By way of–of course–background, both men (and presumably the women) were dissenters and both men (and of course not the women) had published books criticizing the Church of England. Printing was strictly regulated and they’d cheated the system, so the Star Chamber made accusations against them and when they didn’ appear, the judges read that as a confession of guilt. Burton was stripped of his university degree and license to act as a minister. Both were fined impossible amounts of money, and sentenced to be pilloried and have their ears cut off. Then they were to be imprisoned for as long as the king pleased, but outside of England, on Guernsey and the Isles of Scilly, so a writ of habeas corpus wouldn’t apply. Or at least might not apply. 

I did warn you about those contemporary resonances, didn’t I?

The heavy fines had become pretty standard by then. It was a way to pour money into the king’s treasury. 

When they put Bastwick in the pillory and cut off his ears, Susanna climbed on a stool and kissed him, and once his ears were cut off demanded to have them handed to her so she could carry them away in her handkerchief.  

I know, but you have to admit, she made her point.

When they cut off Burton’s ears, they cut so close that they severed an artery. 

So that’s your background.

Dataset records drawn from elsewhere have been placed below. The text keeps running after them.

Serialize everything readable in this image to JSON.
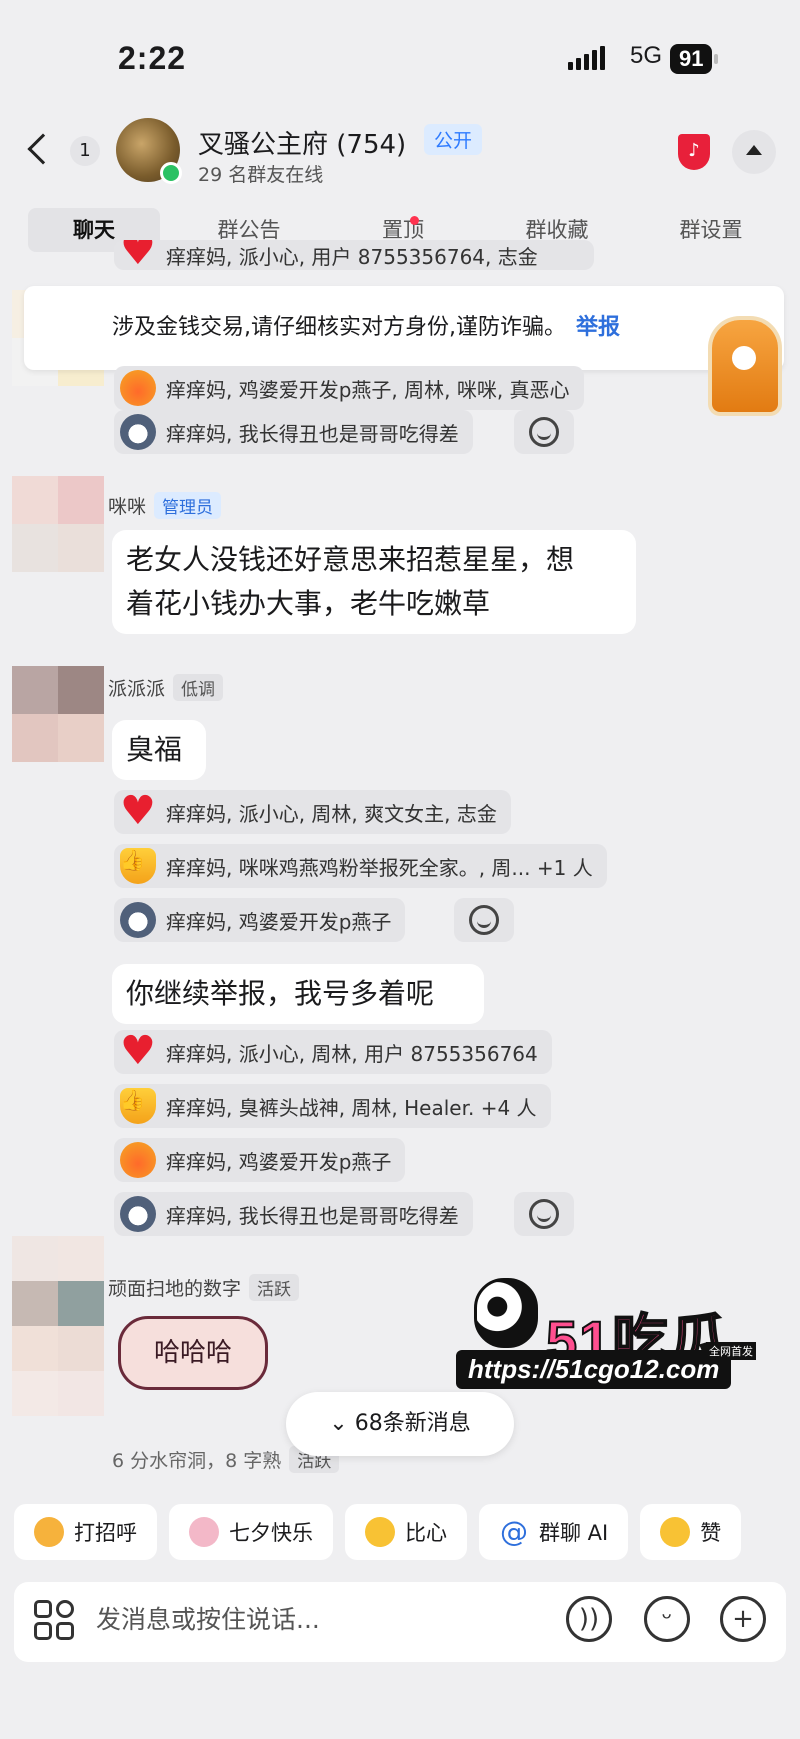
{
  "status_bar": {
    "time": "2:22",
    "network": "5G",
    "battery": "91"
  },
  "header": {
    "back_badge": "1",
    "group_name": "叉骚公主府 (754)",
    "public_tag": "公开",
    "online_count": "29 名群友在线"
  },
  "tabs": [
    "聊天",
    "群公告",
    "置顶",
    "群收藏",
    "群设置"
  ],
  "notice": {
    "text": "涉及金钱交易,请仔细核实对方身份,谨防诈骗。",
    "link": "举报"
  },
  "top_reactions": [
    {
      "icon": "heart",
      "text": "痒痒妈, 派小心, 用户 8755356764, 志金"
    },
    {
      "icon": "angry",
      "text": "痒痒妈, 鸡婆爱开发p燕子, 周林, 咪咪, 真恶心"
    },
    {
      "icon": "dog",
      "text": "痒痒妈, 我长得丑也是哥哥吃得差"
    }
  ],
  "messages": [
    {
      "sender": "咪咪",
      "tag": "管理员",
      "text_line1": "老女人没钱还好意思来招惹星星，想",
      "text_line2": "着花小钱办大事，老牛吃嫩草"
    },
    {
      "sender": "派派派",
      "tag": "低调",
      "text": "臭福"
    },
    {
      "text": "你继续举报，我号多着呢"
    },
    {
      "sender": "顽面扫地的数字",
      "tag": "活跃",
      "sticker": "哈哈哈"
    }
  ],
  "reactions_1": [
    {
      "icon": "heart",
      "text": "痒痒妈, 派小心, 周林, 爽文女主, 志金"
    },
    {
      "icon": "thumb",
      "text": "痒痒妈, 咪咪鸡燕鸡粉举报死全家。, 周... +1 人"
    },
    {
      "icon": "dog",
      "text": "痒痒妈, 鸡婆爱开发p燕子"
    }
  ],
  "reactions_2": [
    {
      "icon": "heart",
      "text": "痒痒妈, 派小心, 周林, 用户 8755356764"
    },
    {
      "icon": "thumb",
      "text": "痒痒妈, 臭裤头战神, 周林, Healer. +4 人"
    },
    {
      "icon": "angry",
      "text": "痒痒妈, 鸡婆爱开发p燕子"
    },
    {
      "icon": "dog",
      "text": "痒痒妈, 我长得丑也是哥哥吃得差"
    }
  ],
  "next_sender_line": "6 分水帘洞，8 字熟",
  "next_sender_tag": "活跃",
  "new_messages": "68条新消息",
  "quick_replies": [
    "打招呼",
    "七夕快乐",
    "比心",
    "群聊 AI",
    "赞"
  ],
  "input": {
    "placeholder": "发消息或按住说话..."
  },
  "watermark": {
    "brand": "51吃瓜",
    "url": "https://51cgo12.com",
    "small": "全网首发"
  }
}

When Parliament reconvened, the two women called for their husbands to be released and their cause was taken up by John Pym, a Member of Parliament, who brought their petition to the Commons, and before long other people were petitioning for the release of men imprisoned by the Star Chamber, and the house ordered a committees to evaluate both individual cases and the “excesses” of the court.

Both women were gutsy as hell and I’d planned to focus this post on them, but other than their petition to Parliament and that thing about the ears, I found next to nothing about them. I couldn’t even find online bios of them. They appear only in bios of their husbands.

Shutting down the machine

Not long after the women’s petition to the Commons, Sir Richard Wiseman petitioned the House of Lords for his freedom. He’d lost a case in the Star Chamber and turned to the king, alleging that he’d lost because his opponent bribed the judges. 

Bad move. It landed him back in front of the Star Chamber, this time charged with insulting the court. He was ordered to pay damages plus a £10,000 fine to the king, and to lose his ears and his knighthood. When he couldn’t pay (it was a huge amount of money at the time), he was dumped in the Fleet prison for years. 

Lord Montagu wrote that Wiseman “moved such compassion in us, especially the poor and beggarly array the man was in, that we fell into speech against the exorbitancy of the court, and chose a special committee to consider the proceedings thereof.” 

I mean, it was one thing to see a beggar looking beggarly, but one of their own? They freed him and voted him £50 for clothes and food–and they set up a committee to consider both Wiseman’s case and the Star Chamber itself.

Before long, Parliament had 47 petitions relating to the Star Chamber and the question became whether to regulate it or abolish it. Commons was the first to propose abolition, but within a few months the Lords fell into line. It had, Parliament wrote, “undertaken to punish where no law doth warrant, and to make decrees for things having no such authority, and to inflict heavier punishments than by any law is warranted.”

The king resisted for a while but he needed money, Parliament held it back, and he gave in.